I have never thought that the disparity in the rule between the leagues was a detriment.  Except that American League pitchers were at a great disadvantage when they had to hit and AL teams lost a presumably big DH bat when the rule was not in effect in World Series road games. 

 

These changes won't guarantee any immediate uptick in spectatorship and participation.  But the more the drama of the game of running and throwing and

outguessing hitters instead of overpowering them is emphasized, I think the better the chance there will be of a resurgence of interest. 

 

And now before I bid adieu, here's some December tips for films on Turner Classic Movie.
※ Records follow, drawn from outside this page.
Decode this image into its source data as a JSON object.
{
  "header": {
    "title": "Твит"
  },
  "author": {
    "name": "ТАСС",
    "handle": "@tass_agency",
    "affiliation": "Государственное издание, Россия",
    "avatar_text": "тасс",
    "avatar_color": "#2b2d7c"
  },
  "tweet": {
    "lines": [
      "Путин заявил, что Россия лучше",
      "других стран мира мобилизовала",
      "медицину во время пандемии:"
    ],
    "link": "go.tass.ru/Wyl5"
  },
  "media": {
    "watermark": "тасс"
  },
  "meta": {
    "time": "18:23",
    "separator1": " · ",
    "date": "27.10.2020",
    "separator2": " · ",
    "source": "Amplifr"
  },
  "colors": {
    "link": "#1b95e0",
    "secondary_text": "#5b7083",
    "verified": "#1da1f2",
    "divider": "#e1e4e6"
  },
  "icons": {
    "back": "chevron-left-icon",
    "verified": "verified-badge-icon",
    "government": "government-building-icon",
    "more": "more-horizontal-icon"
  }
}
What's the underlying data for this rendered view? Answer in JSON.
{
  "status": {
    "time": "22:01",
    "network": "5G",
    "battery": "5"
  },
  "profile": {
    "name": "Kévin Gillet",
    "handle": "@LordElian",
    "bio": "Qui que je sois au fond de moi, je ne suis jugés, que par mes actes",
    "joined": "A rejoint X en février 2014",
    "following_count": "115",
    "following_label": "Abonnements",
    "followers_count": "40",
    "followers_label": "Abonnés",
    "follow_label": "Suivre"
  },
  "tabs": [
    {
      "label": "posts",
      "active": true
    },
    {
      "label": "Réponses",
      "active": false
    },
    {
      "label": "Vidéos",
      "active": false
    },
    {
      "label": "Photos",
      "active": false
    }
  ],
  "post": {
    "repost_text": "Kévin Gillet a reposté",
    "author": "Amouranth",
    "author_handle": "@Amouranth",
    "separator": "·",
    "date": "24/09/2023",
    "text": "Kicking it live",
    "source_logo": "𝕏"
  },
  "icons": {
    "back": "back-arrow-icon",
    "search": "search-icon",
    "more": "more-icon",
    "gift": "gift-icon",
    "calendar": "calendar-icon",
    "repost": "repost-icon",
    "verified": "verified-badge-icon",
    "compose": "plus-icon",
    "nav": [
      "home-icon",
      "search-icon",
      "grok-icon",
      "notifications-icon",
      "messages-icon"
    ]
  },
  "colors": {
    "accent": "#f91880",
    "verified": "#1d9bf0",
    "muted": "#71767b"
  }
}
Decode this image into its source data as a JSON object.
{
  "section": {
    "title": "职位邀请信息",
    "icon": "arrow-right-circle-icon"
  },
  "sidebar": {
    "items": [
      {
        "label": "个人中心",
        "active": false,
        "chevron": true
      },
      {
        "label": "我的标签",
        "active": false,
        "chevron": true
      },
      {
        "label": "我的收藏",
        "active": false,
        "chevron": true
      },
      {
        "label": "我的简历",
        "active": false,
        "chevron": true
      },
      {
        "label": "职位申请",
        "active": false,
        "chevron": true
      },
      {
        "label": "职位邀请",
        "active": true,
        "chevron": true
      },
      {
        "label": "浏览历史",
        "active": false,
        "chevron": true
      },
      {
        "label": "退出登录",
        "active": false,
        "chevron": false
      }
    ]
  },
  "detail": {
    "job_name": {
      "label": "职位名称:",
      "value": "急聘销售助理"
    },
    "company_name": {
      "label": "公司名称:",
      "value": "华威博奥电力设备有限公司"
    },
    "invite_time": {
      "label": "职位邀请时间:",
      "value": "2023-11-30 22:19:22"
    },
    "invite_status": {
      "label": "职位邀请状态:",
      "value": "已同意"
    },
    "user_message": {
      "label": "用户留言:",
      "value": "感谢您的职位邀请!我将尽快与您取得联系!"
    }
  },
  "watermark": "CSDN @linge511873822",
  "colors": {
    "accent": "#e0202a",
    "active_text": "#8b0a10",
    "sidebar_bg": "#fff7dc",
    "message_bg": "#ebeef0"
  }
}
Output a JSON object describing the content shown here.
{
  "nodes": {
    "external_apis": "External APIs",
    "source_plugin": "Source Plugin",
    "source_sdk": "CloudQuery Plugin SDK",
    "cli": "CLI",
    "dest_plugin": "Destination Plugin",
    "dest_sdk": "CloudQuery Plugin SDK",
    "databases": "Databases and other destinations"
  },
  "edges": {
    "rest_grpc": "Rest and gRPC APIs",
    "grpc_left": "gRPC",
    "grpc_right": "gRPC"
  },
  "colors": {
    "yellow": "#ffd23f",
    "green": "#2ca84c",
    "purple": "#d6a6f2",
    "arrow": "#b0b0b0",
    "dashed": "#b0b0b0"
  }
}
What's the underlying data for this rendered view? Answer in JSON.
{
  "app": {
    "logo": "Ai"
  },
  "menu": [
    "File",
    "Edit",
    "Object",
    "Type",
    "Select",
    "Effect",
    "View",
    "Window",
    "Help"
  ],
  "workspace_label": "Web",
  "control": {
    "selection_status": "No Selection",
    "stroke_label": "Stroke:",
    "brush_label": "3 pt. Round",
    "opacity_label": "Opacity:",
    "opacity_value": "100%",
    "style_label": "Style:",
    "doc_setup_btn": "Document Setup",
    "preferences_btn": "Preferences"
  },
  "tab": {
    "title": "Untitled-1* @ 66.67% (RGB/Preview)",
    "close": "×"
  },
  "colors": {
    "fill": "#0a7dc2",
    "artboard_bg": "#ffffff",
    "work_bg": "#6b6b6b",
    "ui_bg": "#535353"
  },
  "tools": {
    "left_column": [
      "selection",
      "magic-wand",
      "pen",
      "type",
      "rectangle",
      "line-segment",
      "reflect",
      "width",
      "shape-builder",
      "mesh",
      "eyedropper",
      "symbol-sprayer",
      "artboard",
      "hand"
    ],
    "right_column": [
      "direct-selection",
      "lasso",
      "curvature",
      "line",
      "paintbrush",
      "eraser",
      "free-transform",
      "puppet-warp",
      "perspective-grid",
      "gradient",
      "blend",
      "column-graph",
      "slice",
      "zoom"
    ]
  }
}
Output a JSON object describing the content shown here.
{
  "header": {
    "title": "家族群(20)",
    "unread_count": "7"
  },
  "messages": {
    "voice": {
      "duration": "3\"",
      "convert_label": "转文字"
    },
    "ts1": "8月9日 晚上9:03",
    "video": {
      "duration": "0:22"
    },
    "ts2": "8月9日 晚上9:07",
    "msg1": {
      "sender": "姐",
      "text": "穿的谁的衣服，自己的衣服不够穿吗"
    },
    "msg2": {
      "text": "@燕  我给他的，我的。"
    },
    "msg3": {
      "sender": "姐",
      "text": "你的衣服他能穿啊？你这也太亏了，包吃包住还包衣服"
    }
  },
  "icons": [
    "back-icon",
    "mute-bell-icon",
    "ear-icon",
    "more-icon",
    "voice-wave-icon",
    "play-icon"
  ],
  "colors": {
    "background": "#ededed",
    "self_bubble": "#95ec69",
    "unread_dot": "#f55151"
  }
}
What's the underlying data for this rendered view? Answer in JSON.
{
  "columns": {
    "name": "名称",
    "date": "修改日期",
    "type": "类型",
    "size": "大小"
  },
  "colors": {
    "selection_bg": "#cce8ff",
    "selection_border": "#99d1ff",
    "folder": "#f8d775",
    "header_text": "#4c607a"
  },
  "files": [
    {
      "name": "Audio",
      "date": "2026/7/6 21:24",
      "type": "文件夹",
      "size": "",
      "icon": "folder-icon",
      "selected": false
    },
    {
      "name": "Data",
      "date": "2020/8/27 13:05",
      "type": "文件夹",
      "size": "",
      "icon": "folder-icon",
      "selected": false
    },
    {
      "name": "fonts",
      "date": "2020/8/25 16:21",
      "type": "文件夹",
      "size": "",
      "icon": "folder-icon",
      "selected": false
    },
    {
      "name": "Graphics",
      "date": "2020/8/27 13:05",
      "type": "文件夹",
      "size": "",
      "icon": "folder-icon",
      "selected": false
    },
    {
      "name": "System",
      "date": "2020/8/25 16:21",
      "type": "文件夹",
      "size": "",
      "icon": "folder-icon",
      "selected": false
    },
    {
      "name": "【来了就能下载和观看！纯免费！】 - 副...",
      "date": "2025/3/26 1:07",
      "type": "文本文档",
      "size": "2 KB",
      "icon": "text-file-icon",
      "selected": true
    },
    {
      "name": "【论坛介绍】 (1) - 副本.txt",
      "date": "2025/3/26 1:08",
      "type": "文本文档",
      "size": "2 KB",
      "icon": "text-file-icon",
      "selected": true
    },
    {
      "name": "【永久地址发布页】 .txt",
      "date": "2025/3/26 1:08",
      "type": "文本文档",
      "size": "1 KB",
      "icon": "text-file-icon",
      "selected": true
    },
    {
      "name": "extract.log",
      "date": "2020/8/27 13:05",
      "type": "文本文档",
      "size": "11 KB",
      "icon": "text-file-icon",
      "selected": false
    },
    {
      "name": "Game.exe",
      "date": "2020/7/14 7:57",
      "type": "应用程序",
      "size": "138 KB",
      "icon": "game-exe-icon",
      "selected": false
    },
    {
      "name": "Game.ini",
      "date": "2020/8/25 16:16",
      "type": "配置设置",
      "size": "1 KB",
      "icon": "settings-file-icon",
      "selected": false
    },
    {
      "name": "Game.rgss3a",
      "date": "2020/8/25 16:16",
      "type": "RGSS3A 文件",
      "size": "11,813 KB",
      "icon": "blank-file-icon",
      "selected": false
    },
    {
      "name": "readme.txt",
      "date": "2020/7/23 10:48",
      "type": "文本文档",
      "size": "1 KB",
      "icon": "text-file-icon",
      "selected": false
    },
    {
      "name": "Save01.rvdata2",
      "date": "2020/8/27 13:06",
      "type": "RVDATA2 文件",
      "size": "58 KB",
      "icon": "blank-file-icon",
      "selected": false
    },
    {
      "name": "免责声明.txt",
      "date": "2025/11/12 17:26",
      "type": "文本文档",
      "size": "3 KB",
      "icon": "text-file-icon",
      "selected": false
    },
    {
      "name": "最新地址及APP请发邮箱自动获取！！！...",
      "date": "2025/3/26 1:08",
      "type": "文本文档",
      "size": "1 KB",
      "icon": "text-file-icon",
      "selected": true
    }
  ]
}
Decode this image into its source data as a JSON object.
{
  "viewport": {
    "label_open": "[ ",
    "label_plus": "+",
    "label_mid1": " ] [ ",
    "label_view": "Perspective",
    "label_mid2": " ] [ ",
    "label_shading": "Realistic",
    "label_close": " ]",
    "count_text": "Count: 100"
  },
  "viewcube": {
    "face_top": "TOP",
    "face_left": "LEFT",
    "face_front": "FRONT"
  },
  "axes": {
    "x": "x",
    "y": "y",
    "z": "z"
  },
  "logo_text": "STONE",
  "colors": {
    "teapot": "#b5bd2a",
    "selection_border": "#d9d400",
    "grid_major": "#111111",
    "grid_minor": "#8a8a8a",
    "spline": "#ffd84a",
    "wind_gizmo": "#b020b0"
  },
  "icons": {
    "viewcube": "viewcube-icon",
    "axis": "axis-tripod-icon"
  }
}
You never know what gems pop up on TCM.

 

On Sun night Nov 29, I stumbled into "Running On Empty" (1988 dir. by Sidney Lumet) with the marvelous cast of Judd Hirsch, Christine Lahti, River Phoenix, and Martha Plimpton. The fictionalized film based on the actual travails of radical activists living life on the run after violent anti-imperialist activities in the late 1960s/early 1970s holds up very well.

 

So here's my recommendations for early December on TCM:  

 

Th Dec 3 8p "Baby Face" (1933) Barbara Stanywick rises to the top using her

feminine wiles and encouraged by a mentor who quotes Nietzsche! Left in the dust in small roles are John Wayne and Douglas Dumbrille. 

 

Sat Dec 5 starting at 330p if you are into marathon watching or recording, 

Billy Wilder's "The Apartment" with Lemmon, MacLaine, MacMurray;  "It Happened on Fifth Ave," a progressive fantasy from 1947 set during the housing storage; "The Maltese Falcon" this week's "Essential"; followed by the first "Thin Man" and Eddie Muller's Noir Alley choice, "Tomorrow Is Another Day" with Ruth Roman and Steve Cochran. 

 

Sun Dec 6 is a mini-marathon starting at 6p with "Christmas in Connecticut" with Stanwyck and Sidney Greenstreet, and then two films with Marilyn Monroe, "The Seven Year Itch" with Tom Ewell and "Gentleman Prefer Blondes" with Jane Russell.

 

Fri Dec 11 8p is a 2015 documentary "Marsha Hunt's Sweet Adversity" about the blacklisted actress who used her later career to foster good causes.  She has drawn effusive praise from Eddie Muller which is as good a recommendation one can get. 

 

That's all for now on baseball and film.  Always remember:  Take it easy but take it!